Au-delà de la fatigue

L'entracte permettait de vite oublier ce faux pas et de nous préparer à terminer notre aventure avec la Symphonie no. 11 en sol mineur op. 103. Cette intégrale se concluait avec une oeuvre que Gergiev transcendait en septembre 2009 à la tête du London Symphony Orchestra, déjà à Pleyel. Est-ce ce souvenir inoubliable qui nous fait avoir quelques (infimes) réserves sur la Symphonie no. 11 version février 2014 à la tête du Mariinski? Il faut dire que les musiciens de l'orchestre russe (en particulier les cuivres) accusait ce soir-là des signes de fatigue, et comme on les comprend! Il faudra toute l'énergie de l'increvable Gergiev pour nous faire ressentir la force de cette symphonie. Intitulée "L'année 1905", elle rend hommage aux victimes du Dimanche rouge. Pourtant, l'année de composition, 1957, fait dire que Chostakovitch avait sûrement en tête la révolution hongroise de 1956 lorsqu'il écrivait sa partition (ce que confirment certains témoignages). Le premier mouvement, très statique, est imprégné d'une poésie qui fera voir à Anna Akhmatova un "vol d'oiseaux blancs dans un ciel noir". Le sentiment d'attente créé par ce premier volet ne donne que plus de force au deuxième, précipité en de titanesques chocs guerriers. Les deux derniers mouvements font particulièrement ressortir l'amplitude de l'écriture de Chostakovitch, qui contient la plus fine comme la plus brutale des nuances, avec toute la palette de nos sentiments. Si cette Symphonie no. 11 fait partie des grandes réussites du compositeur, c'est sans doute parce que Chostakovitch n'est jamais autant bouleversant que lorsqu'il traduit dans sa musique la révolte de l'individu face à l'asservissement.

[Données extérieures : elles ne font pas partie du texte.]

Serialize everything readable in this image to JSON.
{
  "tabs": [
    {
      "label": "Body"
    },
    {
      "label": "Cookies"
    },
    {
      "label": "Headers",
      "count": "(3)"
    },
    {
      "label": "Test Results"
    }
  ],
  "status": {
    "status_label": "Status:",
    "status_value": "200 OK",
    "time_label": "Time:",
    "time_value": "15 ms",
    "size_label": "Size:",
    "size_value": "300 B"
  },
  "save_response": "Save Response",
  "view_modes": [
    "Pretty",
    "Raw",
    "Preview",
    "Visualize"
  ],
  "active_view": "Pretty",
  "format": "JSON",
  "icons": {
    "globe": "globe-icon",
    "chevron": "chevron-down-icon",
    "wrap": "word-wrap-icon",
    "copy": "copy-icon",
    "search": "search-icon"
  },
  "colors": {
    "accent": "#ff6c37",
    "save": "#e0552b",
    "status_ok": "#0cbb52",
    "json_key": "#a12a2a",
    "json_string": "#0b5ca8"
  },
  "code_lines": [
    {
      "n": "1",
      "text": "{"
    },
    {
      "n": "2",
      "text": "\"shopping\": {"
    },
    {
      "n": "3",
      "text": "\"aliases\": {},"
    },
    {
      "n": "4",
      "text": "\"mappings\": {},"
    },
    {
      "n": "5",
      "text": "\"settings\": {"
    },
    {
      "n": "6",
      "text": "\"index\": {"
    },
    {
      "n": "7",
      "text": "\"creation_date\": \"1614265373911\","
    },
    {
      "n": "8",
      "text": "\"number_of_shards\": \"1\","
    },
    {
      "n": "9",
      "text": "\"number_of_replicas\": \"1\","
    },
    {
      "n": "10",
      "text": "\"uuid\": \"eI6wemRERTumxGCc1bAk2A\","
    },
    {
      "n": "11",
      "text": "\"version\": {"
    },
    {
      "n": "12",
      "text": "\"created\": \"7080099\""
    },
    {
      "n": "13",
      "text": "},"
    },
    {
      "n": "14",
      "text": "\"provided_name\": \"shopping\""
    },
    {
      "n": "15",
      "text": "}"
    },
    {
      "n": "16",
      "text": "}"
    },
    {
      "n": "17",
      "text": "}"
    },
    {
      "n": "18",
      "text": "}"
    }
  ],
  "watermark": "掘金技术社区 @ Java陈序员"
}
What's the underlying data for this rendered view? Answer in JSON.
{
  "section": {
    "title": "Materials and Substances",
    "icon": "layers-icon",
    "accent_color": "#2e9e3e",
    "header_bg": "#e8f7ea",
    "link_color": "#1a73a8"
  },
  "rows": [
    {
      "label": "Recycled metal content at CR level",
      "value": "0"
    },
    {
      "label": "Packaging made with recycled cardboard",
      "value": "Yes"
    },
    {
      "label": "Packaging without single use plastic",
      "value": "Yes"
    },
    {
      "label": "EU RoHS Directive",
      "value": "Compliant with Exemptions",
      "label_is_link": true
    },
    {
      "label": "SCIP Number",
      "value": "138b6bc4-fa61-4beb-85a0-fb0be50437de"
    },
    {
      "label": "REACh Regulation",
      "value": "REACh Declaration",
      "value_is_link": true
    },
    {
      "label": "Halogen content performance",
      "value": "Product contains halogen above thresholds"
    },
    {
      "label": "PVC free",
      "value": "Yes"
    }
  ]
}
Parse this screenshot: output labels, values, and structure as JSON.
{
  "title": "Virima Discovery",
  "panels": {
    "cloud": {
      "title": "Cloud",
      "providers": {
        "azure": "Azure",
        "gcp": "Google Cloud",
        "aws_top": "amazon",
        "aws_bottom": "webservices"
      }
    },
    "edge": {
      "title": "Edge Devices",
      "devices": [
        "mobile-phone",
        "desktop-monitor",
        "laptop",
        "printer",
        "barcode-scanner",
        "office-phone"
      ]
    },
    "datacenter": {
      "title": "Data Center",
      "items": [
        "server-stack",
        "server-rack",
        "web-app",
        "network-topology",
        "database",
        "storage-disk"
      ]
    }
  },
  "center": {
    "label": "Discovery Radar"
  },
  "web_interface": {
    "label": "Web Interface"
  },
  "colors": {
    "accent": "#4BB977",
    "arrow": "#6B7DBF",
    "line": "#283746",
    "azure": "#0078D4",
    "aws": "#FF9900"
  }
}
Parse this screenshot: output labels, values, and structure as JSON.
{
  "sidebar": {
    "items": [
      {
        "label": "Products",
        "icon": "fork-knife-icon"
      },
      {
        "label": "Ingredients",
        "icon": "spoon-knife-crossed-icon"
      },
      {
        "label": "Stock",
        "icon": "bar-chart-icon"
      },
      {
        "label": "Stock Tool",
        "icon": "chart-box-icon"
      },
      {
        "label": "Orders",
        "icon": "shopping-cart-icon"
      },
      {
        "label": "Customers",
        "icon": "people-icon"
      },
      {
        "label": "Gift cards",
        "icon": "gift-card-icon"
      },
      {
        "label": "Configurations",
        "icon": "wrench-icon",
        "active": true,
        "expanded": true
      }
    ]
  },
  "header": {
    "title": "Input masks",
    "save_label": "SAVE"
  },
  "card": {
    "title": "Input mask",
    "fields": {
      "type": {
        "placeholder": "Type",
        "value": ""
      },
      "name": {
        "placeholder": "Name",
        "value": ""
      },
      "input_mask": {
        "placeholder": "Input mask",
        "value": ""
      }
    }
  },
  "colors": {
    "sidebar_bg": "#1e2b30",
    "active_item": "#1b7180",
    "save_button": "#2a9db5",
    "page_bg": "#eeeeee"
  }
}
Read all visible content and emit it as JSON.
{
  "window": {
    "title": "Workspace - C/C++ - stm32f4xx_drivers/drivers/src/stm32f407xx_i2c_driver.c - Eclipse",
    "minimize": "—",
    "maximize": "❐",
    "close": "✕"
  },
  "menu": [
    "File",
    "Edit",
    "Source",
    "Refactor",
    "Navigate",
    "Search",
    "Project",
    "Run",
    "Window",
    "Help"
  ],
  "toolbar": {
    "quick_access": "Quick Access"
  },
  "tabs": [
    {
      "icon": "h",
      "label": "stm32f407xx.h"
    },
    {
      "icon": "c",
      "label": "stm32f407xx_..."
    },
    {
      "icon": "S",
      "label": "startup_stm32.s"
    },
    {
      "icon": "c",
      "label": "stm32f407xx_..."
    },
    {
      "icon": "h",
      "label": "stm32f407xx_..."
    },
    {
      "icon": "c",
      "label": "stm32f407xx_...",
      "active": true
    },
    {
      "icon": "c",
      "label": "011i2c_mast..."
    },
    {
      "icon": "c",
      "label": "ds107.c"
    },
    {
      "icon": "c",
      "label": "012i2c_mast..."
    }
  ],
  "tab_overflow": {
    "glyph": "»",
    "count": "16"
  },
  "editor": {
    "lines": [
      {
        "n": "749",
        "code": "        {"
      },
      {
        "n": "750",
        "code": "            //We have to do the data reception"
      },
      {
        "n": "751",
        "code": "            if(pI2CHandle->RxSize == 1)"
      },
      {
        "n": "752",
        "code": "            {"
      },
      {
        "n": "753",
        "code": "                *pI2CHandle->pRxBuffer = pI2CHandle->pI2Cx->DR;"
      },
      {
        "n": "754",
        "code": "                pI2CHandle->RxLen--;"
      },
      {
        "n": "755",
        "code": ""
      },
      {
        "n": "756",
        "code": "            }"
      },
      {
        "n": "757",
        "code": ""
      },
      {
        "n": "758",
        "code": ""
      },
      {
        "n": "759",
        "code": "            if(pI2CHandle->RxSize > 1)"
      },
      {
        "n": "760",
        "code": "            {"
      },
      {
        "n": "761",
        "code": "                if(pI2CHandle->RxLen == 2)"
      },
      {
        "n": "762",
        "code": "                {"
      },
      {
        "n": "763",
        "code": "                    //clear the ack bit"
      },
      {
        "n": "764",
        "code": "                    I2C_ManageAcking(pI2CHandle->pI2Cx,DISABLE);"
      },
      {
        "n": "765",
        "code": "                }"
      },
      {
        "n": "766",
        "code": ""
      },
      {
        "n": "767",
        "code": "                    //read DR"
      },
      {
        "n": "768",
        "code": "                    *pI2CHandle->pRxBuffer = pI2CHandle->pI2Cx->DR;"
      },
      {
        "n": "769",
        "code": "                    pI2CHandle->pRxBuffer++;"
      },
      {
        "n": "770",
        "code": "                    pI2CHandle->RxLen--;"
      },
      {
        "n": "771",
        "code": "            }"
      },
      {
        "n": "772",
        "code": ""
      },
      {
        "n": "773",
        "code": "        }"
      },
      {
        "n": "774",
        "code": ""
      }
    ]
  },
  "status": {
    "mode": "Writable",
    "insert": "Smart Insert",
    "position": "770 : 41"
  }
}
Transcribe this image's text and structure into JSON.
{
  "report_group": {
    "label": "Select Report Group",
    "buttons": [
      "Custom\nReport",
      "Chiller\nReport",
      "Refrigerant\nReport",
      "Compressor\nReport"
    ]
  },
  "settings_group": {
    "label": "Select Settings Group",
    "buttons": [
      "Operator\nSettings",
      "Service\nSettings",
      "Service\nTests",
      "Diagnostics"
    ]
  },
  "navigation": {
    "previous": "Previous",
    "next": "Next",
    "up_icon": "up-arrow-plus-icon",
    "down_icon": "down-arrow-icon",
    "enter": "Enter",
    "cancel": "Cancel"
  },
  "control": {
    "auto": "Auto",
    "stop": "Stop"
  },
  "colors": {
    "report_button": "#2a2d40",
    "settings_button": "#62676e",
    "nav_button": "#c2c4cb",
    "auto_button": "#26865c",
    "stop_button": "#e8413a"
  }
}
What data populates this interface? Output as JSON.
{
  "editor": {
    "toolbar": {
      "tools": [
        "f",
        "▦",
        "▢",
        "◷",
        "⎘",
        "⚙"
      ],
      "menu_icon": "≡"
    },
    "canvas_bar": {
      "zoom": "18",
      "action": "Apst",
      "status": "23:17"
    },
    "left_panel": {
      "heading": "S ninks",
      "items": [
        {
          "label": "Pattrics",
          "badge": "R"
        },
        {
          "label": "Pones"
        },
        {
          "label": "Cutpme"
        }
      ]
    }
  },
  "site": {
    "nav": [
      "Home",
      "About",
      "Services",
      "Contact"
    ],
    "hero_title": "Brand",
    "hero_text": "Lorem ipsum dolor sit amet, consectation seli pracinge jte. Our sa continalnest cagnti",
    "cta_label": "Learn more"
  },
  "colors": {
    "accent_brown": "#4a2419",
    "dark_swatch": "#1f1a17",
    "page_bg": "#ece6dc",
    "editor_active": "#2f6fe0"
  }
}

De bout en bout passionnante, l'intégrale des symphonies et concertos de Chostakovitch signée Valery Gergiev et l'Orchestre du Mariinski nous aura permis de nous confronter à une musique en prise avec la violence de l'Histoire, se plaçant du côté de ceux qui la subissent. Loin des querelles entre tonalisme et atonalisme, Chostakovitch s'est forgé un langage bien à lui, d'une telle force expressive qu'aujourd'hui encore sa musique nous parle de nous, en prise avec le monde qui nous entoure. D'une esthétique souvent violente, son corpus symphonique est plein de ce sarcasme qui lui est si caractéristique, de cette ironie qui procède de la douleur. Et tout ceci, Gergiev nous l'aura fait ressentir.